Pretending to check work email while really swiping through potential dates?
You might want to stop doing that, according to a new report from IBM. Dating apps have access to everything from your GPS location to your phone's camera. Many of them are linked to credit cards. And these days many are on the same phones that have access to business information.
The study looked at around 100 different businesses. It turns out that 50 percent of them had employees who had installed dating apps on their corporate-owned or bring-your-own-device (BYOD) phones.
That is a big problem because 26 of the 41 Android dating apps studied were vulnerable to cyber-attacks.
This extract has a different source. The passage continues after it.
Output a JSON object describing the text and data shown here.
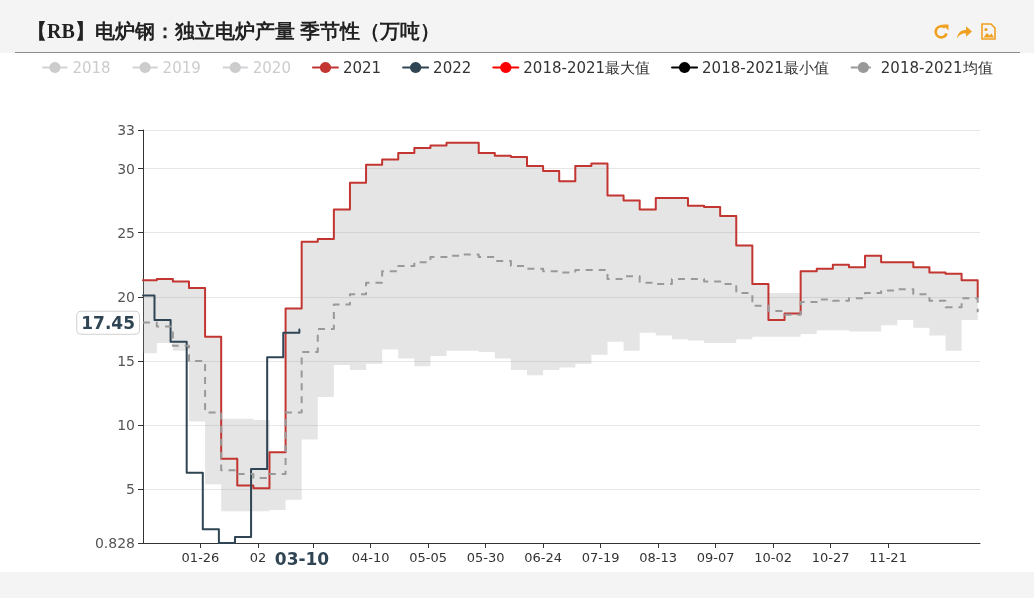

For businesses, it's obviously not great to have employees exposing their phones to hackers, especially when they have access to sensitive business messages.
One of the biggest risks, according to the study, is that users might download malware from a sexy single who just so happens to be a hacker waiting to prey on someone looking for love.
“Consumers need to be careful not to reveal too much personal information on these sites as they look to build a relationship," said Caleb Barlow, vice president of IBM Security, in the study.
That means your boss will be really angry if you click on a link from "HotChic157X" that goes to her "personal website." The study also found that 78 percent of dating apps have access to GPS data and 48 percent of them have access to credit card information.
IBM's advice: don't download apps from places other than official app stores, don't exchange information with or click on links from suspicious-sounding people, and use unique passwords for all your different apps. Companies might want to restrict where employees download apps from and make their security policies clear, the study said.
The alternative is to delete your dating apps and meet someone new in person, which, let's be serious, sounds even worse than getting your phone hacked.